Slovakia’s Prime Minister Is Wounded in Attack

Slovakia’s populist prime minister, Robert Fico, was injured in an attack on Wednesday, according to the country’s president.

Local media reported that Mr. Fico, a veteran politician, had been shot and wounded in the central Slovakian town of Handlova, where he had been meeting with supporters.

President Zuzana Caputova, whose pro-Western stance has put her at odds with Mr. Fico, condemned what she described as a “brutal and reckless attack.”

“I am shocked,” she wrote in a message on Facebook. “I wish Robert Fico a lot of strength in this critical moment to recover from the attack.”

The extent of Mr. Fico’s injuries was not immediately known. There was no immediate comment from the prime minister’s office or from the police.

Images from the scene published by the Reuters news agency showing what appeared to be members of Mr. Fico’s security detail running around a black sedan. Other images showed a person handcuffed on the ground at the scene.

Ms. Caputova, whose term ends in June, has used her limited powers to resist Mr. Fico’s drift toward Russia and his efforts to limit the judiciary’s ability to prosecute corruption.

Mr. Fico has aligned with the Hungarian prime minister, Viktor Orban, in opposing aid to Ukraine and challenging mainstream opinions within the European Union.

Ursula von der Leyen, the president of the European Commission who has butted heads with Mr.
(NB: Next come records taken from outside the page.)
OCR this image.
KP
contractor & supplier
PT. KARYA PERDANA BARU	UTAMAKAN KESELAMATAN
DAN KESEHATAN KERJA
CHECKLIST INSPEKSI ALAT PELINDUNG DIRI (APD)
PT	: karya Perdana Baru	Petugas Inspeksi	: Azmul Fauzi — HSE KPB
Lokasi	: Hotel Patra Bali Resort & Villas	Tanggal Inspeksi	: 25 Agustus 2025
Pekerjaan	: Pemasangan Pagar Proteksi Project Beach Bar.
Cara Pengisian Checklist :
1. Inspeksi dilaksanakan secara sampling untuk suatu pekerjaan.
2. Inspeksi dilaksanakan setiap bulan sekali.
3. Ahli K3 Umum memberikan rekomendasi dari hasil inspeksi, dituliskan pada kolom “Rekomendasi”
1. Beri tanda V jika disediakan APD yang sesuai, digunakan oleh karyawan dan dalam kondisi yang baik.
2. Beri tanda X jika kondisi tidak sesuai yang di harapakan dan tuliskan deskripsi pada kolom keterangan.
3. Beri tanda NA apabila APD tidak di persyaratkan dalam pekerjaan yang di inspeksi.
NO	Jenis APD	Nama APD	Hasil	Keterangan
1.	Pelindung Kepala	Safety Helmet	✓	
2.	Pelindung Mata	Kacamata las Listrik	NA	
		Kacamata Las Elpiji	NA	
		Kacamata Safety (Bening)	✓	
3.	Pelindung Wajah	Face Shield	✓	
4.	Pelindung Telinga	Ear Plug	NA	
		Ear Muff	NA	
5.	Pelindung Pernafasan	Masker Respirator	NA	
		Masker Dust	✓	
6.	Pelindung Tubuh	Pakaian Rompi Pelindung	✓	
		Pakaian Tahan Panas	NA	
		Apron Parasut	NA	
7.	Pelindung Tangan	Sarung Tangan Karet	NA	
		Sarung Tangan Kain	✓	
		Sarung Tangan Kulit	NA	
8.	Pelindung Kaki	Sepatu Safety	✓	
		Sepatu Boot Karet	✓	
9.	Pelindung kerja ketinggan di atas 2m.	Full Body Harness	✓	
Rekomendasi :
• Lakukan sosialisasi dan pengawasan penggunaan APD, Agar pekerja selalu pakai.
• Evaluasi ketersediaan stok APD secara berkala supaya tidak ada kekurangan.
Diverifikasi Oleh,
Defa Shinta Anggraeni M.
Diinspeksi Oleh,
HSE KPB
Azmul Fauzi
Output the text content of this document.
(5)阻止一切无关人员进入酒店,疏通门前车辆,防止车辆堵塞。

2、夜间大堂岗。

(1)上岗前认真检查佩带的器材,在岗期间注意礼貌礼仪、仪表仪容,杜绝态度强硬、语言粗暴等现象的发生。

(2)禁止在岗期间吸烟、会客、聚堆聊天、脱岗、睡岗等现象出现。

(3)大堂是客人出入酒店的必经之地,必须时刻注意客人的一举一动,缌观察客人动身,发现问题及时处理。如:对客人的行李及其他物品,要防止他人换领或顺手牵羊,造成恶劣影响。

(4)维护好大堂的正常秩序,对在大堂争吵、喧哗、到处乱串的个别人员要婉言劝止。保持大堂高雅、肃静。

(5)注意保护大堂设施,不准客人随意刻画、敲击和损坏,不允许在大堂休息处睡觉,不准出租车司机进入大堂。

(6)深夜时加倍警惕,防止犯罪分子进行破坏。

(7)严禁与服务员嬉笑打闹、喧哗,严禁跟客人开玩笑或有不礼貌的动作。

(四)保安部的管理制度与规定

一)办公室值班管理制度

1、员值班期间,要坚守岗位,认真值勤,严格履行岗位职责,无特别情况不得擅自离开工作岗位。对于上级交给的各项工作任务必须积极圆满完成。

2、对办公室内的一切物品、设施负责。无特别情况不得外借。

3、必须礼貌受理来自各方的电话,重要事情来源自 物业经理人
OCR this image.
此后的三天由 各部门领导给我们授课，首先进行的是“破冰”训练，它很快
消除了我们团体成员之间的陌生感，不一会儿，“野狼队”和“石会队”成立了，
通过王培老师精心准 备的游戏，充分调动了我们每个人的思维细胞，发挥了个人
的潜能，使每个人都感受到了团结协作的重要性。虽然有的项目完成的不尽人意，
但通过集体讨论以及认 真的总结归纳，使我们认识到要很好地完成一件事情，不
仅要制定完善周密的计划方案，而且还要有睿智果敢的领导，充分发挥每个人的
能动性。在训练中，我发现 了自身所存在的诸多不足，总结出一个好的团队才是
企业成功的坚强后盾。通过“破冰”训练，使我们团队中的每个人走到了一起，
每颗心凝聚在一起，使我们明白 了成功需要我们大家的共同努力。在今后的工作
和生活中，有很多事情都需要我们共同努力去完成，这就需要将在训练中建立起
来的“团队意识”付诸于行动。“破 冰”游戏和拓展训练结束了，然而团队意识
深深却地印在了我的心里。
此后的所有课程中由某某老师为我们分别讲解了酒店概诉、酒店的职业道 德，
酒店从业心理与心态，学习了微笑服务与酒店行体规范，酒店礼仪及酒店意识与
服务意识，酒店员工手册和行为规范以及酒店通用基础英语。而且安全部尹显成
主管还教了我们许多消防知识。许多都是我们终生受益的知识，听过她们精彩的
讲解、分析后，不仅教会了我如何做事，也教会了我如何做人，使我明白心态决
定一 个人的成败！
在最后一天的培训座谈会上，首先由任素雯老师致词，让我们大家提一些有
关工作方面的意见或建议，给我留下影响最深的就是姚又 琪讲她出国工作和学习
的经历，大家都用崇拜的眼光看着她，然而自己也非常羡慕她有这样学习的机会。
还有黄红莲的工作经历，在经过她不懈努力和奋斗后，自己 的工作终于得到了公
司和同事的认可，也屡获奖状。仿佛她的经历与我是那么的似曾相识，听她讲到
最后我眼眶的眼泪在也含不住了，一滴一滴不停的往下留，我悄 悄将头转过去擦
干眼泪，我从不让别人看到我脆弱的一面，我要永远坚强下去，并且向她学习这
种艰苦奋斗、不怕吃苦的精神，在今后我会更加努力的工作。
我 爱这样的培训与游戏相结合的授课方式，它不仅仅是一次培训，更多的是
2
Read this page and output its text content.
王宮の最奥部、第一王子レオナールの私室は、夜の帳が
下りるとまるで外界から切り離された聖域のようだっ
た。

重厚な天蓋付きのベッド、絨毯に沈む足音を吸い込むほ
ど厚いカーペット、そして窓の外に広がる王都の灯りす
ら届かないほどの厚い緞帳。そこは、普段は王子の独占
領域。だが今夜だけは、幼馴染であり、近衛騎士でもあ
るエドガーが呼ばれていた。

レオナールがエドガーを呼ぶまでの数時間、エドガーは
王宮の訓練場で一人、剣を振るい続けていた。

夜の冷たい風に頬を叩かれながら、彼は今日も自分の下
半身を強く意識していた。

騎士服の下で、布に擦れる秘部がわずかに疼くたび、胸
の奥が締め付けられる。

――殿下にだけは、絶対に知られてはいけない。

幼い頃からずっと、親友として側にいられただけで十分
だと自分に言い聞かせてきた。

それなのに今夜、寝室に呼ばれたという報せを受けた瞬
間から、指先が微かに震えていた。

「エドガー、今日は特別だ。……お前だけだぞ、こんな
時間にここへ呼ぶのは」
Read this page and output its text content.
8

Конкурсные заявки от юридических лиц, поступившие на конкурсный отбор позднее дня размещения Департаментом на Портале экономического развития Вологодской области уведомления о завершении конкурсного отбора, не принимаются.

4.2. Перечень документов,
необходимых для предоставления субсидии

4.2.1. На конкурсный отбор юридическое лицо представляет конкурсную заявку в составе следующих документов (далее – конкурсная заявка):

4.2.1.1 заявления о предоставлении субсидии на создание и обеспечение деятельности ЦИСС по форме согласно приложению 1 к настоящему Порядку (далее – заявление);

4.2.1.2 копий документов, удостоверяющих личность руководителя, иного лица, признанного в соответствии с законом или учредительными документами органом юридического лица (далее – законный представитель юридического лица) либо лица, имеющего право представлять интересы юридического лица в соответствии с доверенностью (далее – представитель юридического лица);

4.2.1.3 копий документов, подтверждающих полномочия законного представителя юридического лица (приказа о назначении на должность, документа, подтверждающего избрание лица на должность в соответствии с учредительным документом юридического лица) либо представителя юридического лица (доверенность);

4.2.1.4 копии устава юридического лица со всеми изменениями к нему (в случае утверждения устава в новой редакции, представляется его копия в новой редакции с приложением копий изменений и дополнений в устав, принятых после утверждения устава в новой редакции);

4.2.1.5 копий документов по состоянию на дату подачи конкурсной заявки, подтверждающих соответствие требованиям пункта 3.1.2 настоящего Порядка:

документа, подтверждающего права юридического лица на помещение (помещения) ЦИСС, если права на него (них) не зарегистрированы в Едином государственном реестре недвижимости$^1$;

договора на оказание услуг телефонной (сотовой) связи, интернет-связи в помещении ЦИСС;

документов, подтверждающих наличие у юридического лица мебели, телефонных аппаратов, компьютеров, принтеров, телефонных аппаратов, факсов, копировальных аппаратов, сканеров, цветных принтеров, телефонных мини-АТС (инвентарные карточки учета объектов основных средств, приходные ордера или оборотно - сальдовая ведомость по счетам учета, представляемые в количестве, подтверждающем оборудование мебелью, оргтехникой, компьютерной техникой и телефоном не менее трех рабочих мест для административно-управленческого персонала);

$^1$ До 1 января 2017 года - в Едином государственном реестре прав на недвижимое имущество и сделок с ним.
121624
Fico in the past, said she strongly condemned the “vile attack.”

“Such acts of violence have no place in our society and undermine democracy, our most precious common good,” she wrote on social media.

Mr. Fico, who ended an earlier stint as prime minister by resigning in 2018 amid a swirl of corruption accusations, has also followed Mr. Orban in trying to neuter his country’s judiciary and in casting supporters of Ukraine as disloyal lackeys of the United States.

Mr. Fico returned to power after a general election in September, reviving a political career that many had considered over when he quit amid large street protests after the killing of an investigative journalist who had been looking into government graft.